2 min read
What capitalising a fee means
Lenders often let you 'capitalise' fees — add the arrangement, documentation or other charges to the loan balance instead of paying them at drawdown. It is convenient: you keep your cash and the fee disappears into the monthly payment. The catch is that the fee now sits inside the balance the interest is charged on, so you pay interest on the fee, every month, for the whole term.
The cost of convenience
On a small fee over a short term the extra interest is negligible. On a larger fee over five years it adds up. A £2,000 fee capitalised at a typical business rate over five years can cost several hundred pounds more than paying it up front. Whether that is worth it depends purely on how much you value the cash today versus the extra cost tomorrow.
Deciding which way to pay
If you can comfortably pay the fee up front without straining cash flow, doing so is the cheaper choice — no interest accrues on it. If paying it up front would leave you short at exactly the moment you are borrowing to shore up cash, capitalising it may be the sensible call despite the extra cost. Run both versions and see the difference in pounds before deciding.
Compare paid-up-front against capitalised on the repayment calculator, and see all the fees. When you have decided, apply.
Frequently asked questions
Is it always cheaper to pay fees up front?

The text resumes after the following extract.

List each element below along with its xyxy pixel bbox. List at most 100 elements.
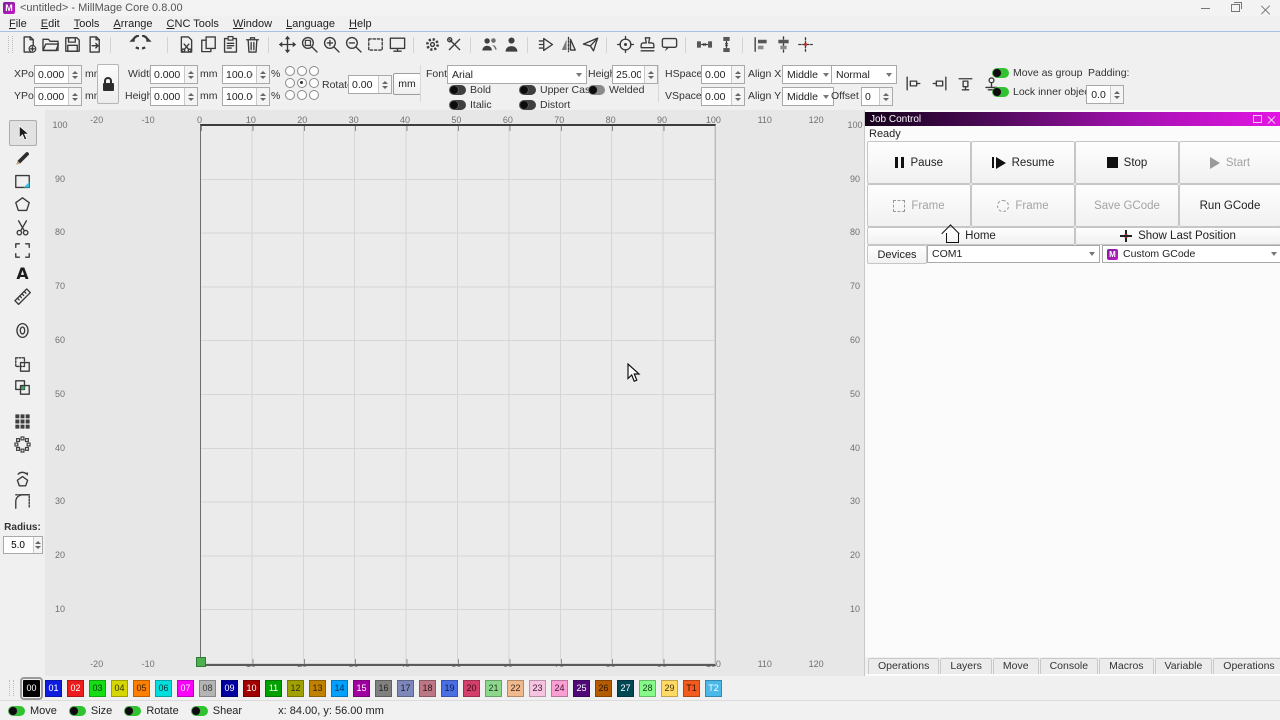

In pure cost terms, yes — paying a fee up front means no interest accrues on it. But 'cheaper' and 'right' are not always the same. If paying up front drains the cash the loan was meant to protect, capitalising the fee can be the better cash-flow decision even though it costs a little more overall. Judge it against your near-term liquidity.
Does capitalising a fee change my monthly payment?
Yes — adding the fee to the balance raises the amount you are repaying, so the monthly payment is slightly higher than it would be on the loan alone. It is a small increase spread over the term rather than one lump at the start. Model it so there are no surprises on the first collection.